Classifier-Guided Captioning Across Modalities

Most current captioning systems use language models trained on data from specific settings, such as image-based captioning via Amazon Mechanical Turk, limiting their ability to generalize to other modality distributions and contexts. This limitation hinders performance in tasks like audio or video captioning, where different semantic cues are needed. Addressing this challenge is crucial for creating more adaptable and versatile captioning frameworks applicable across diverse real-world contexts. In this work, we introduce a method to adapt captioning networks to the semantics of alternative settings, such as capturing audibility in audio captioning, where it is crucial to describe sounds and their sources. Our framework consists of two main components: (i) a frozen captioning system incorporating a language model (LM), and (ii) a text classifier that guides the captioning system. The classifier is trained on a dataset automatically generated by GPT-4, using tailored prompts specifically designed to enhance key aspects of the generated captions.
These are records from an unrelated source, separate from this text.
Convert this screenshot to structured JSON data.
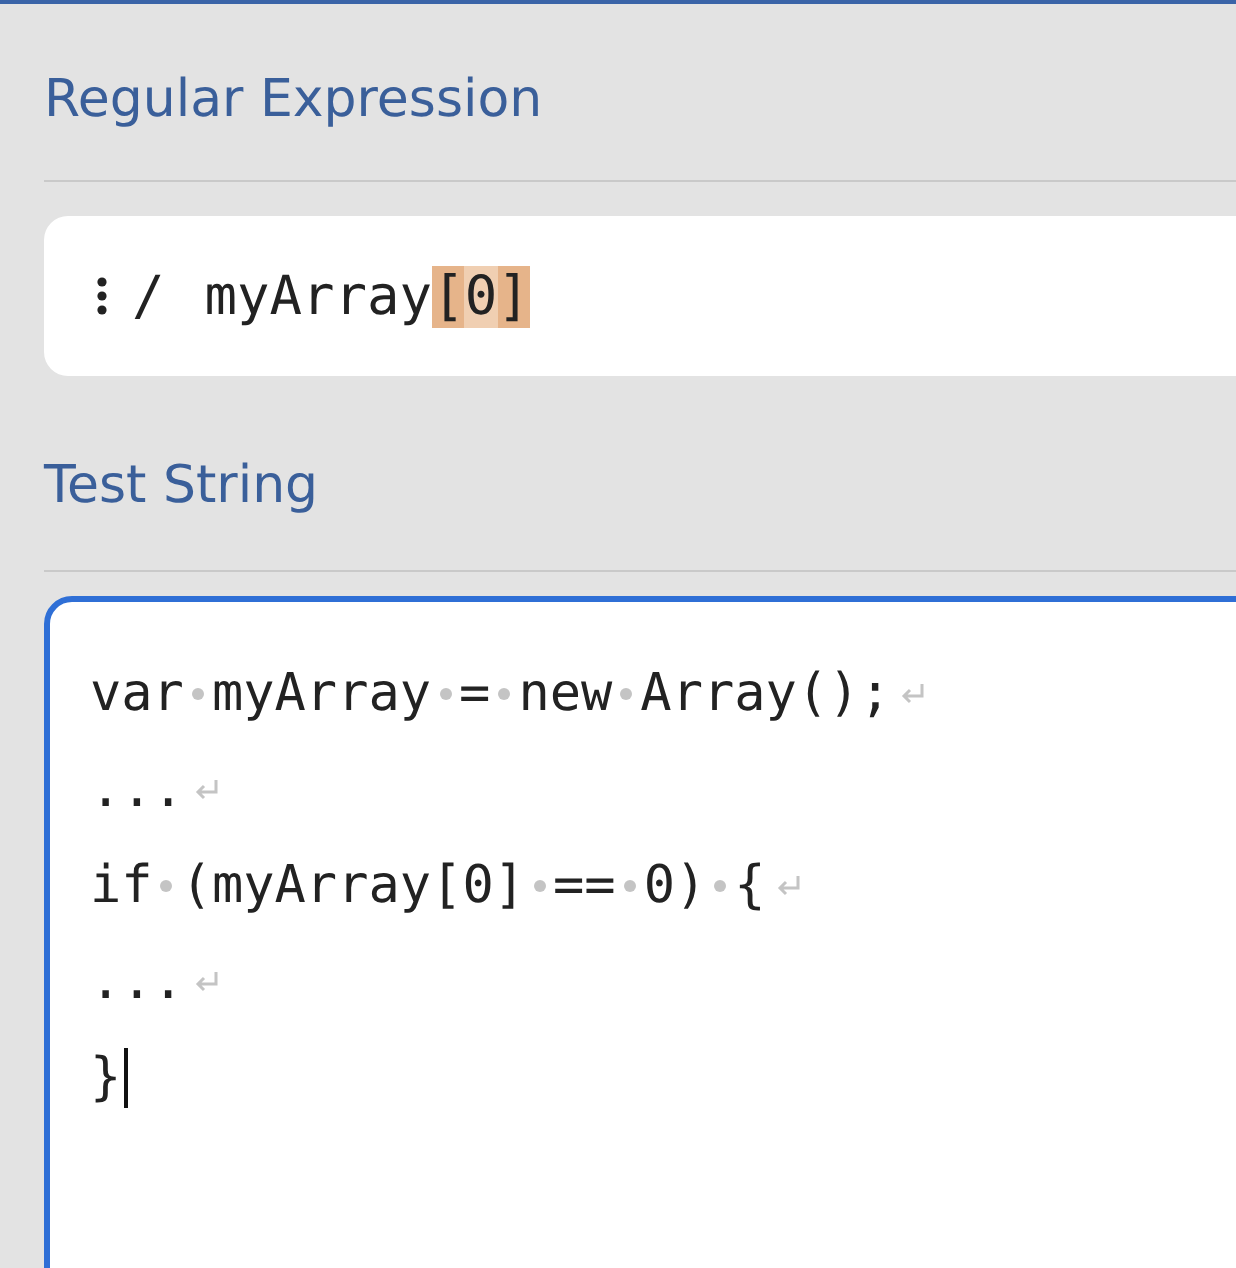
{
  "regex_section": {
    "heading": "Regular Expression",
    "delimiter": "/",
    "pattern_parts": [
      {
        "text": "myArray",
        "kind": "plain"
      },
      {
        "text": "[",
        "kind": "class"
      },
      {
        "text": "0",
        "kind": "class-inner"
      },
      {
        "text": "]",
        "kind": "class"
      }
    ]
  },
  "test_section": {
    "heading": "Test String",
    "focused": true,
    "lines": [
      {
        "text": "var myArray = new Array();",
        "newline": true,
        "cursor": false
      },
      {
        "text": "...",
        "newline": true,
        "cursor": false
      },
      {
        "text": "if (myArray[0] == 0) {",
        "newline": true,
        "cursor": false
      },
      {
        "text": "...",
        "newline": true,
        "cursor": false
      },
      {
        "text": "}",
        "newline": false,
        "cursor": true
      }
    ]
  }
}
Importantly, the framework operates solely during inference, eliminating the need for further training of the underlying captioning model. We evaluate the framework on various models and modalities, with a focus on audio captioning, and report promising results. Notably, when combined with an existing zero-shot audio captioning system, our framework improves its quality and sets state-of-the-art performance in zero-shot audio captioning.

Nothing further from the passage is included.